Nesta quarta-feira (26/11), o Superior Tribunal Militar (STM) recebeu ofícios eletrônicos do Supremo Tribunal Federal (STF) informando sobre a conclusão da Ação Penal 2668, que resultou no trânsito em julgado e afeta diretamente cinco oficiais militares, incluindo o ex-presidente Jair Bolsonaro. A iniciativa foi determinada pelo ministro Alexandre de Moraes.
A condenação do núcleo crucial da trama golpista
Relator da ação penal, Moraes ordenou que tanto a Justiça Militar quanto o Ministério Público Militar (MPM) fossem notificados sobre a execução das condenações impostas ao ex-presidente Jair Bolsonaro e a outros oficiais das Forças Armadas envolvidos na conspiração golpista. Esta colaboração entre as instituições é fundamental para o avanço das penalidades e decisões a serem tomadas em relação aos acusados.
Com a declaração de trânsito em julgado das sentenças, o ex-presidente, que possui a patente de capitão da reserva do Exército, assim como os generais Augusto Heleno, Paulo Sérgio Nogueira, Braga Netto e o almirante Almir Garnier, pode enfrentar uma ação de perda do oficialato, dado que a Constituição estabelece a expulsão das Forças Armadas para oficiais condenados a penas superiores a dois anos de prisão.
O papel do Ministério Público Militar
Apesar das condenações, o STM enfatizou em nota que qualquer representação por indignidade ou incompatibilidade para o oficialato deve partir exclusivamente do MPM. “A partir desta eventual provocação, o STM se pronunciará”, informou o tribunal. Até o momento, não há um prazo definido para que o MPM faça essa solicitação.
Dentre os condenados no núcleo 1 da trama, os cinco oficiais militares apresentam as seguintes penas:
- Jair Bolsonaro: 27 anos e três meses;
- Walter Braga Netto: 26 anos;
- Almir Garnier: 24 anos;
- Augusto Heleno: 21 anos;
- Paulo Sérgio Nogueira: 19 anos.
O STM também ressaltou que as representações podem ser apresentadas contra oficiais que tenham sido condenados em sentença transitada em julgado à pena privativa de liberdade superior a dois anos, seja por crime militar ou comum. No entanto, cabe ao tribunal apenas decidir sobre a idoneidade e dignidade do oficial, sem reavaliar o mérito da condenação já decidida.
Segundo a ministra-presidente do STM, Maria Elizabeth Rocha, a atuação do tribunal depende da provocação do MPM, inviabilizando qualquer ação ex-officio. Quando o STM receber eventuais representações relacionadas à Ação Penal 2.668, a presidência do tribunal providenciará o sorteio do relator (ou relatores) do caso, que apresentará seu voto em plenário para a consideração dos 14 ministros.
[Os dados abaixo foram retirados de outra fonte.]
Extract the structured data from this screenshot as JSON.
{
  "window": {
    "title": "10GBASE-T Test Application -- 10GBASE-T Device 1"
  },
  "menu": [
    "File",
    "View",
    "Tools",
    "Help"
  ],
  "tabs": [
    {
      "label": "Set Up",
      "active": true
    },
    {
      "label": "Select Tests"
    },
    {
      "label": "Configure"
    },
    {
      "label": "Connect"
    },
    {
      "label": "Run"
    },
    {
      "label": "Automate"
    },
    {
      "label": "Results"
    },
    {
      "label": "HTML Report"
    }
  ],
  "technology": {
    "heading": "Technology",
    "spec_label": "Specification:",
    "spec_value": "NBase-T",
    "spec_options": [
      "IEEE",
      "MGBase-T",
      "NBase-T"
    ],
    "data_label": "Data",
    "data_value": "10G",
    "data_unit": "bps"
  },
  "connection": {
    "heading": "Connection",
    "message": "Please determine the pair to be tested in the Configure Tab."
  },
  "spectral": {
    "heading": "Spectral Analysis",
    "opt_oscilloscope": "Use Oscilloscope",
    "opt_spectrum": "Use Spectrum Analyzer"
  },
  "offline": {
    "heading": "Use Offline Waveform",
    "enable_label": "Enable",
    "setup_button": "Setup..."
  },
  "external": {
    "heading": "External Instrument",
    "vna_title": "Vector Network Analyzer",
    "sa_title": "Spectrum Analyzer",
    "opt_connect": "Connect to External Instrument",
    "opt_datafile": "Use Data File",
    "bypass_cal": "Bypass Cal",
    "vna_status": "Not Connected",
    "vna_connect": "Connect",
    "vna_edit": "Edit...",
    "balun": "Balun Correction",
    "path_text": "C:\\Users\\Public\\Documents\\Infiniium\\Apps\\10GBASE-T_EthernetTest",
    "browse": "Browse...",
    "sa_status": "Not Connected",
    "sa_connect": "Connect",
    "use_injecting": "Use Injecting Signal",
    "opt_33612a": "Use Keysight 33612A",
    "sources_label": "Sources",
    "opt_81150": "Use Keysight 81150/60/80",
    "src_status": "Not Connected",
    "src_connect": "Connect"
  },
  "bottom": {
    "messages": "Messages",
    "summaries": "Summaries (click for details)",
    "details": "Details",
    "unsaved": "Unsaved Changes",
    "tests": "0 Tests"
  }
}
Próximos passos e possíveis desfechos
Durante o julgamento, a ministra-presidente do tribunal votará somente em caso de empate, sendo seu voto favorável ao réu, conforme o Regimento Interno do STM. Com o recesso do Judiciário programado para iniciar em 19 de dezembro, é improvável que o julgamento aconteça ainda este ano, sendo esperado para o próximo ano, quando as deliberações sobre os destinos dos condenados poderão finalmente ser acertadas.
As repercussões deste caso não se limitam apenas à carreira militar dos oficiais envolvidos, mas também abrem discussões sobre a Justiça no país e os limites da atuação das Forças Armadas em assuntos políticos. O desfecho da Ação Penal 2668 é aguardado com grande expectativa, tanto pela sociedade civil quanto pelas instituições envolvidas.